Jay Mims

Personal information
- Full name: Jason Mims
- Date of birth: 1977 (age 48–49)
- Place of birth: Memphis, Tennessee

Team information
- Current team: Puerto Rico (caretaker)

College career
- Years: Team / Apps / (Gls)
- 1995–1999: Saint Louis Billikens

Senior career*
- Years: Team / Apps / (Gls)
- 2000: Cincinnati Riverhawks / 10 / (2)

Managerial career
- 2001–2010: Creighton Bluejays (assistant)
- 2011: Penn State Nittany Lions (assistant)
- 2011–2018: Omaha Mavericks
- 2018–2019: Real Salt Lake (academy director)
- 2018–2019: Real Monarchs (assistant)
- 2019–2022: Union Omaha
- 2026–: Puerto Rico (caretaker)

= Jay Mims =

American soccer player and coach (born 1977)

Jason Mims is an American soccer coach who is currently the caretaker manager of the Puerto Rico national football team.

== Playing career ==
Mims grew up in Memphis, Tennessee. He then attended Saint Louis Billikens men's soccer in St. Louis, Missouri, where he was a four-year starting midfielder from 1995 to 1999. Mims then played one year of professional soccer for the Cincinnati Riverhawks where he made 10 appearances and scored 2 goals.

== Coaching career ==

=== College career ===
After Mims retired from professional soccer he was hired as an assistant for the Creighton Bluejays. He spent nine years with Creighton before he was hired by the Omaha Mavericks as the first head coach in their soccer program's history. While there he brought the program national success, until leaving in mid-2018 for a spot in the Real Salt Lake academy system.

=== Real Salt Lake Academy ===
Mims accepted a position working with the Real Salt Lake academy. While there he primarily worked with the U-18 and U-19 development teams. Moreover, when the head coach of the Salt Lake reserve team, Real Monarchs, left the team, Mims joined as an assistant to Jámison Olave.

=== Union Omaha ===
On May 7, 2019, Mims was announced as the head coach of the new USL League One club, Union Omaha.
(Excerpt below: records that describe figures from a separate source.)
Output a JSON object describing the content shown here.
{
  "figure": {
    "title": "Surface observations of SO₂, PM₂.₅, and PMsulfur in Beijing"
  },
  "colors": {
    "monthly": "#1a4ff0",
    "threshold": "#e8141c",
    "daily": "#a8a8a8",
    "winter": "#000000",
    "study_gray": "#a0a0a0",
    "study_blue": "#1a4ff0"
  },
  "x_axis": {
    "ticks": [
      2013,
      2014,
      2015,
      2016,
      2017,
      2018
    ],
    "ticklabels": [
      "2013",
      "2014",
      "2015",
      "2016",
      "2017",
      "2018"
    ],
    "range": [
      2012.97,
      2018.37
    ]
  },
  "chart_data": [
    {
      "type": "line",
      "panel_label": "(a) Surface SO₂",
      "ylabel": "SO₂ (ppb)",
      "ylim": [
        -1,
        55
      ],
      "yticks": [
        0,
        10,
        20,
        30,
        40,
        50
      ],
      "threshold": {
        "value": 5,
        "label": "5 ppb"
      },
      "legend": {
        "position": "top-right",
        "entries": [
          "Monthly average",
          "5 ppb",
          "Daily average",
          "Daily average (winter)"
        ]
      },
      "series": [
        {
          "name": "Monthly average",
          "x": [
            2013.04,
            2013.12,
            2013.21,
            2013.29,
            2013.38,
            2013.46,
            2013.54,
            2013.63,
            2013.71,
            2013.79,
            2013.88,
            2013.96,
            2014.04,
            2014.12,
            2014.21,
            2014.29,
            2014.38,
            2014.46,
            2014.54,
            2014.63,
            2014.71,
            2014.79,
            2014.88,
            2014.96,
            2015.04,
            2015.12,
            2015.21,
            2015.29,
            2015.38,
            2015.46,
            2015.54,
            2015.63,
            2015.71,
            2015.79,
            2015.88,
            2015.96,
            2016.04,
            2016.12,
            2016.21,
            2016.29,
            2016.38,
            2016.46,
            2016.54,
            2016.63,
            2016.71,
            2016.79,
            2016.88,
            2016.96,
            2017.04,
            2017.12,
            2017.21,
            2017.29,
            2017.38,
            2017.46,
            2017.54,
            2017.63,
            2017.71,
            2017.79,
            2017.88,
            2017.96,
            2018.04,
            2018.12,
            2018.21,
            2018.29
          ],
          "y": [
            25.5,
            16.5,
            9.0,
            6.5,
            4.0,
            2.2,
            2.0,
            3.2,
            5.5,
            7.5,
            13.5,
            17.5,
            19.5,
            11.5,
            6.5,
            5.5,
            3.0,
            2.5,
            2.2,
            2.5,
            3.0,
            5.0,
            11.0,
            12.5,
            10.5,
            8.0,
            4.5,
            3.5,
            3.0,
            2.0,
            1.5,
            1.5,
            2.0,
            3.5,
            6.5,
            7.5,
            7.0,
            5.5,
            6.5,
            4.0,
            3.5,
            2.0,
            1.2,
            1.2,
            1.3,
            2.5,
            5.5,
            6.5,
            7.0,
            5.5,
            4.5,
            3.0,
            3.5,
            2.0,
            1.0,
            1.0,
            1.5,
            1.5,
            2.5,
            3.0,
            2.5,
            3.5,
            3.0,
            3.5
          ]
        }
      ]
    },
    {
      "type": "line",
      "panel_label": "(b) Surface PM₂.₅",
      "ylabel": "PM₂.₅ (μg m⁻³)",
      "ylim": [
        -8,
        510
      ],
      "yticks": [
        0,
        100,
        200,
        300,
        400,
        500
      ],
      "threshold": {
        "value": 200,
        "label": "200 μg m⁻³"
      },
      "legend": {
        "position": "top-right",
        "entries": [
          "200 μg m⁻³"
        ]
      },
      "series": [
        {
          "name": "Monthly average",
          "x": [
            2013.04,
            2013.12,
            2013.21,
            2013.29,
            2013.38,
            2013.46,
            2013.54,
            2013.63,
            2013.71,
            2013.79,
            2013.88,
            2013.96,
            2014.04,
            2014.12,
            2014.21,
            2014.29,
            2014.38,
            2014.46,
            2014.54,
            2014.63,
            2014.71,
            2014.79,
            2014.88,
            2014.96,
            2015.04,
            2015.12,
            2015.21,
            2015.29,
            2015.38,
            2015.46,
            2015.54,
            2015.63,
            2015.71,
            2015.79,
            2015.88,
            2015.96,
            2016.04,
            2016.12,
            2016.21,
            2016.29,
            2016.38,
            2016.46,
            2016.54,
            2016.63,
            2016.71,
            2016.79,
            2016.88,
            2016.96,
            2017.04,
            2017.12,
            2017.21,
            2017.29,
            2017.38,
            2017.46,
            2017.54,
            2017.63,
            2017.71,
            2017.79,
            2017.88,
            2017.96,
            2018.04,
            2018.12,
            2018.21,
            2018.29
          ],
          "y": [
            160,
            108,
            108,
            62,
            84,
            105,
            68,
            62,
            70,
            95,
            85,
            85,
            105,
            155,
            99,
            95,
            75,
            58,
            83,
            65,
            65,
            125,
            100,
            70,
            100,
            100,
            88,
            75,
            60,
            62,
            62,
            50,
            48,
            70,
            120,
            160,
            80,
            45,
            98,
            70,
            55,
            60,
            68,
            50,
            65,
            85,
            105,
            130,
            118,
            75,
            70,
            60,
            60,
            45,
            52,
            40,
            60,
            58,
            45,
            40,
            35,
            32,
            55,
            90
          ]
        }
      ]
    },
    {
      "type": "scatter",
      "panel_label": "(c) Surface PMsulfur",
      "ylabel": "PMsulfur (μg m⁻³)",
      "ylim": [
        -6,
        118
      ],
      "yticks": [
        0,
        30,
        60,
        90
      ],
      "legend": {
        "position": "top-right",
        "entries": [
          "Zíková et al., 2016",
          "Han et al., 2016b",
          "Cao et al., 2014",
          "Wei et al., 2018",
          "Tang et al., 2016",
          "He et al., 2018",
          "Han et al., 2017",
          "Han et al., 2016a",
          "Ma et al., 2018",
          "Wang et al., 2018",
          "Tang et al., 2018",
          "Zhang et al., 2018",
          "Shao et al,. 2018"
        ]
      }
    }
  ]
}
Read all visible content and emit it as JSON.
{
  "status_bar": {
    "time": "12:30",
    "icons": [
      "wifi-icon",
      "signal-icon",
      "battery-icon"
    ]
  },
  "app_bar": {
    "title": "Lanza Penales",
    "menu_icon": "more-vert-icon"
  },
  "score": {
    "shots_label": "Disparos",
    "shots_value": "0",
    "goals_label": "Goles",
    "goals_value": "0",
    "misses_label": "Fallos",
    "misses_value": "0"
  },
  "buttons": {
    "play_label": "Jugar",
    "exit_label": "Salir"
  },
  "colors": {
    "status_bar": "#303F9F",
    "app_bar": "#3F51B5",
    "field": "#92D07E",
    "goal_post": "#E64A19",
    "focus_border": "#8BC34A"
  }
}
Mims was named League One Coach of the Year in 2021. On December 16, 2022, Mims resigned from his position with Union Omaha.

===Memphis 901 FC===
In December 2023, Mims returned to his hometown to act as Chief Operations Officer for Memphis 901 in the USL Championship.

===Puerto Rico===
In March 2026, Mims was named head coach of the Puerto Rico national football team ahead of the FIFA Series competition. After defeating Guam and U.S. Virgin Islands, Mims guided Puerto Rico to its first men's senior tournament championship.